A pandemia tirou do magnata um de seus grandes trunfos eleitorais, uma economia que ia de vento em popa, com o menor nível de desemprego em meio século e o mais longo ciclo expansivo da história. Mas a crise da saúde também mostrou a versão mais errática de Trump, determinado a desempenhar o papel de antissistema estando no coração do sistema, declarando guerra às diretrizes de prevenção de seu próprio Governo. A média das pesquisas nacionais o apontam seis pontos e meio atrás de Biden, de acordo com o Real Clear Politics, uma grande diferença, mas que diminuiu nos últimos dias.

Medo de distúrbios

O presidente continua a endossar a mensagem antiestablishment —"Vamos derrubar a classe política fracassada e salvaremos o sonho americano", tuitou ele nesta segunda-feira— e a explorar medos ancestrais para tentar mobilizar suas bases. Promete lei e ordem ante os protestos contra o racismo e um escudo contra o comunismo. Afirma que, com Biden, a economia demorará mais para se abrir e cairá nas mãos do socialismo autoritário.

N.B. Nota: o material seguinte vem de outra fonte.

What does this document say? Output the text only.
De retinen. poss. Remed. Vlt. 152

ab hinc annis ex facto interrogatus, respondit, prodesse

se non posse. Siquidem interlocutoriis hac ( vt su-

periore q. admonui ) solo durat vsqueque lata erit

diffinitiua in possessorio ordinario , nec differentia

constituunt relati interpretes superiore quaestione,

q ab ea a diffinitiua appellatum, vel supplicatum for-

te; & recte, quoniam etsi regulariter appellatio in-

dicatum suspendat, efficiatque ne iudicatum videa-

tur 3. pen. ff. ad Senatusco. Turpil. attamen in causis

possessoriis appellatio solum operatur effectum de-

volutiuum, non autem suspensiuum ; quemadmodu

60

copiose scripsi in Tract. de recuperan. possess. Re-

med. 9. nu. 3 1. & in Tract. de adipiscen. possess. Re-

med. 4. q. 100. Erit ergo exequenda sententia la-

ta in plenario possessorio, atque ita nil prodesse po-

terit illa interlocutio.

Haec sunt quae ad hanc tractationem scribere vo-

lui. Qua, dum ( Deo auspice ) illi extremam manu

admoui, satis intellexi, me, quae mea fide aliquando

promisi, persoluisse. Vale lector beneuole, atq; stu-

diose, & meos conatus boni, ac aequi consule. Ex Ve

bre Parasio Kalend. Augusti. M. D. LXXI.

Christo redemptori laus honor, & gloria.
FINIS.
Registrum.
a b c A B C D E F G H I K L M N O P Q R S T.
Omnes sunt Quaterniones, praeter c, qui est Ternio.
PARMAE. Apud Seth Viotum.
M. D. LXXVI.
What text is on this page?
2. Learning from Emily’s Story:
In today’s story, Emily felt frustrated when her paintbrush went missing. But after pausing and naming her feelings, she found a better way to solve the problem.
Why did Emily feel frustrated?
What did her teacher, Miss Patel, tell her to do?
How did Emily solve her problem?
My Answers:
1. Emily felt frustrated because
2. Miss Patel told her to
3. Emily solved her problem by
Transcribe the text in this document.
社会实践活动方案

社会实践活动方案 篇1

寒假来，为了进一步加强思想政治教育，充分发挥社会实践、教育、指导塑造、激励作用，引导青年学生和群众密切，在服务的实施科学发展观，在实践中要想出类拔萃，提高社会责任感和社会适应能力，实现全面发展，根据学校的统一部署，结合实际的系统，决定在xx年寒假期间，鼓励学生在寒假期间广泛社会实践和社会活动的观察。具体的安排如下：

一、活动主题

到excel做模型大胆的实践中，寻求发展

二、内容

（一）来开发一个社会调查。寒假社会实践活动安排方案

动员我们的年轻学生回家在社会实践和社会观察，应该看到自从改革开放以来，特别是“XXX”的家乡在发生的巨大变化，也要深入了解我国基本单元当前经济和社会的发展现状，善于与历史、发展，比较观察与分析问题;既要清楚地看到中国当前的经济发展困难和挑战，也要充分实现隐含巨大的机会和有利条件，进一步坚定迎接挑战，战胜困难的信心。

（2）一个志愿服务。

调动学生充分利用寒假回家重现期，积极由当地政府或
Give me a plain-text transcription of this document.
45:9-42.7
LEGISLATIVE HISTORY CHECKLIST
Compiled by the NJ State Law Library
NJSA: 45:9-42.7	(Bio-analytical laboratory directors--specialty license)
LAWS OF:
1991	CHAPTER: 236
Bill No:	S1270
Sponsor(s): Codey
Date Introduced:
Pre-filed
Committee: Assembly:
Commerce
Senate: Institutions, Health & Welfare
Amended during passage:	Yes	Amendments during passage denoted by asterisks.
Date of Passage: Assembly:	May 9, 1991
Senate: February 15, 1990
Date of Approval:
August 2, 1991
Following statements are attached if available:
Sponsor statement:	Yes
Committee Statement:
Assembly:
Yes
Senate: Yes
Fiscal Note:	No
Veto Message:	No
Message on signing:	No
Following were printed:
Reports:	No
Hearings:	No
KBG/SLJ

Não está claro que efeito essa declaração pode ter para além de seus seguidores mais leais. A trajetória moderada do vice-presidente da era Obama, eleito senador pela primeira vez em 1972, é bem conhecida e, embora ao longo do tempo tenha desviado para a esquerda, como fez o conjunto do Partido Democrata, ele faz parte da corrente centrista. O setor mais progressista assumiu que o político veterano concentrava o maior número de apoios e decidiu cerrar fileiras em torno dele. Biden alerta para aumento de impostos “para os mais ricos”, ao mesmo tempo em que faz acenos aos eleitores republicanos.

Os democratas buscam superar o trauma de 2016, quando uma candidata de manual como Hillary Clinton caiu derrotada, contra todos os prognósticos, para um milionário sem nenhuma experiência política, famoso por seu papel como apresentador ogro de um reality show, O Aprendiz.

Como fez em 2016, Trump mais uma vez semeia as dúvidas sobre o rigor do processo, estimulando, sem fundamento, suspeitas de fraude. A polarização política se agravou e o país, que sempre se orgulhou de suas transições de poder pacíficas, amanheceu ontem com reforços na proteção dos estabelecimentos e repleto de novos seguranças, por medo de distúrbios. O homem que ganha as eleições assume as rédeas de um país destroçado.